“Horrible! horrible!” ejaculated Mrs. Dinneford. “What is to be done?” She gave signs of weakness and terror. Freeling observed her closely, then felt his way onward.
“We are in great peril,” he said. “There is no knowing what turn affairs will take. I only wish I were a thousand miles from here. It would be safer for us both.” Then, after a pause, he added, “If I were foot-free, I would be off to-morrow.”
He watched Mrs. Dinneford closely, and saw a change creep over her face.
“If I were to disappear suddenly,” he resumed, “suspicion, if it took a definite shape, would fall on me. You would not be thought of in the matter.”

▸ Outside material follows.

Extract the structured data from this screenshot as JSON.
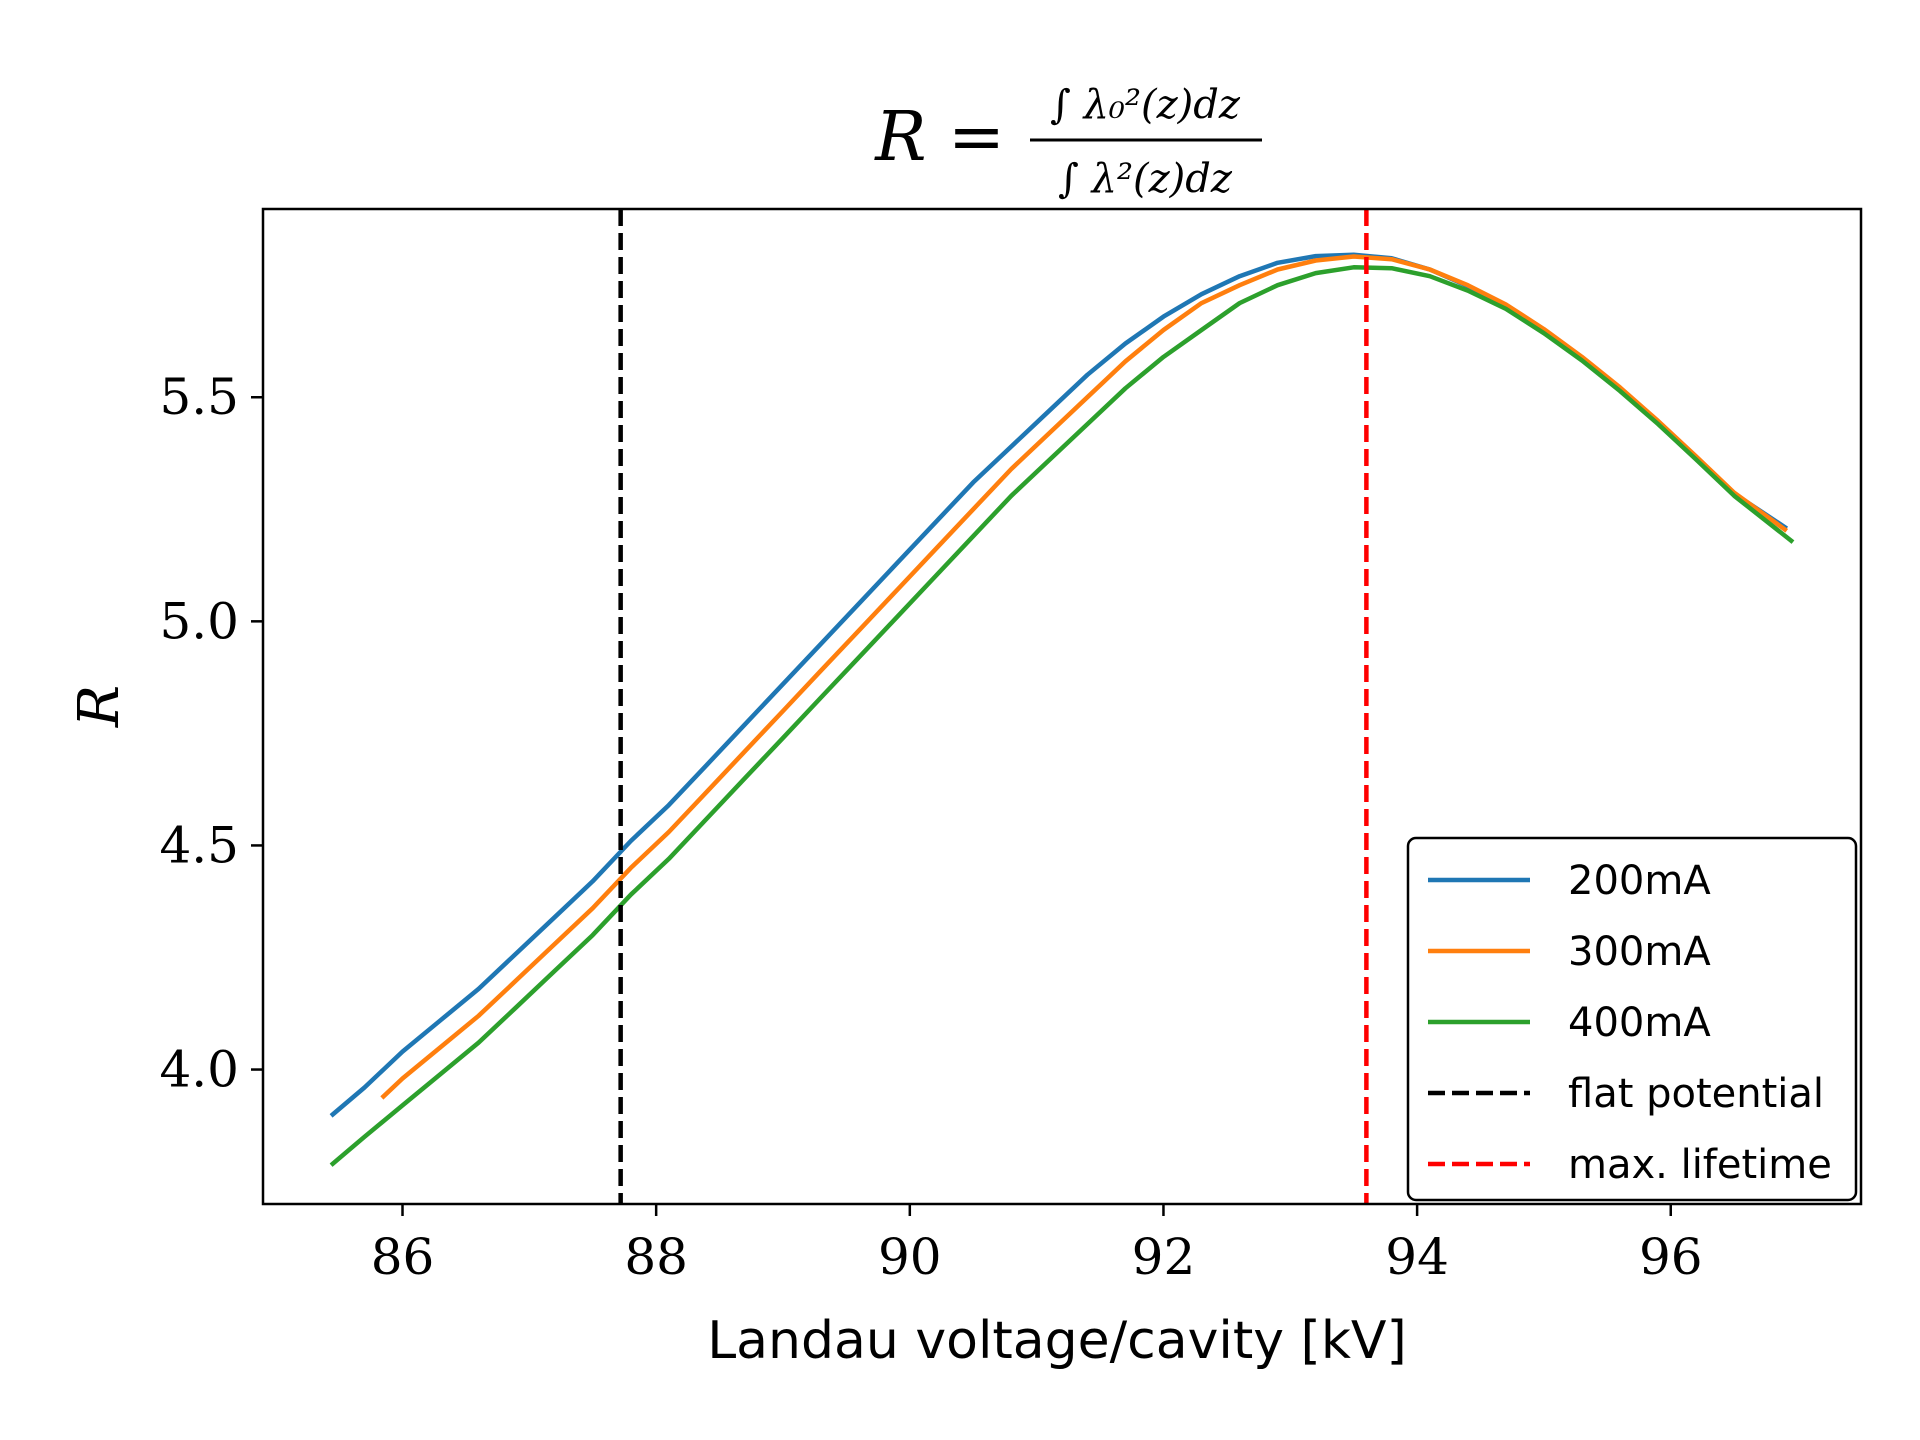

He paused again, observing his companion keenly but stealthily. He was not able to look her fully in the face.
“Speak out plainly,” said Mrs. Dinneford, with visible impatience.
“Plainly, then, madam,” returned Freeling, changing his whole bearing toward her, and speaking as one who felt that he was master of the situation, “it has come to this: I shall have to break up and leave the city, or there will be a new trial in which you and I will be the accused. Now, self-preservation is the first law of nature. I don't mean to go to the State's prison if I can help it. What I am now debating are the chances in my favor if Granger gets a pardon, and then makes an effort to drive us to the wall, which he most surely will. I have settled it so far—”
Mrs. Dinneford leaned toward him with an anxious expression on her countenance, waiting for the next sentence. But Freeling did not go on.
“How have you settled it?” she demanded, trembling as she spoke with the excitement of suspense.
“That I am not going to the wall if I can help it.”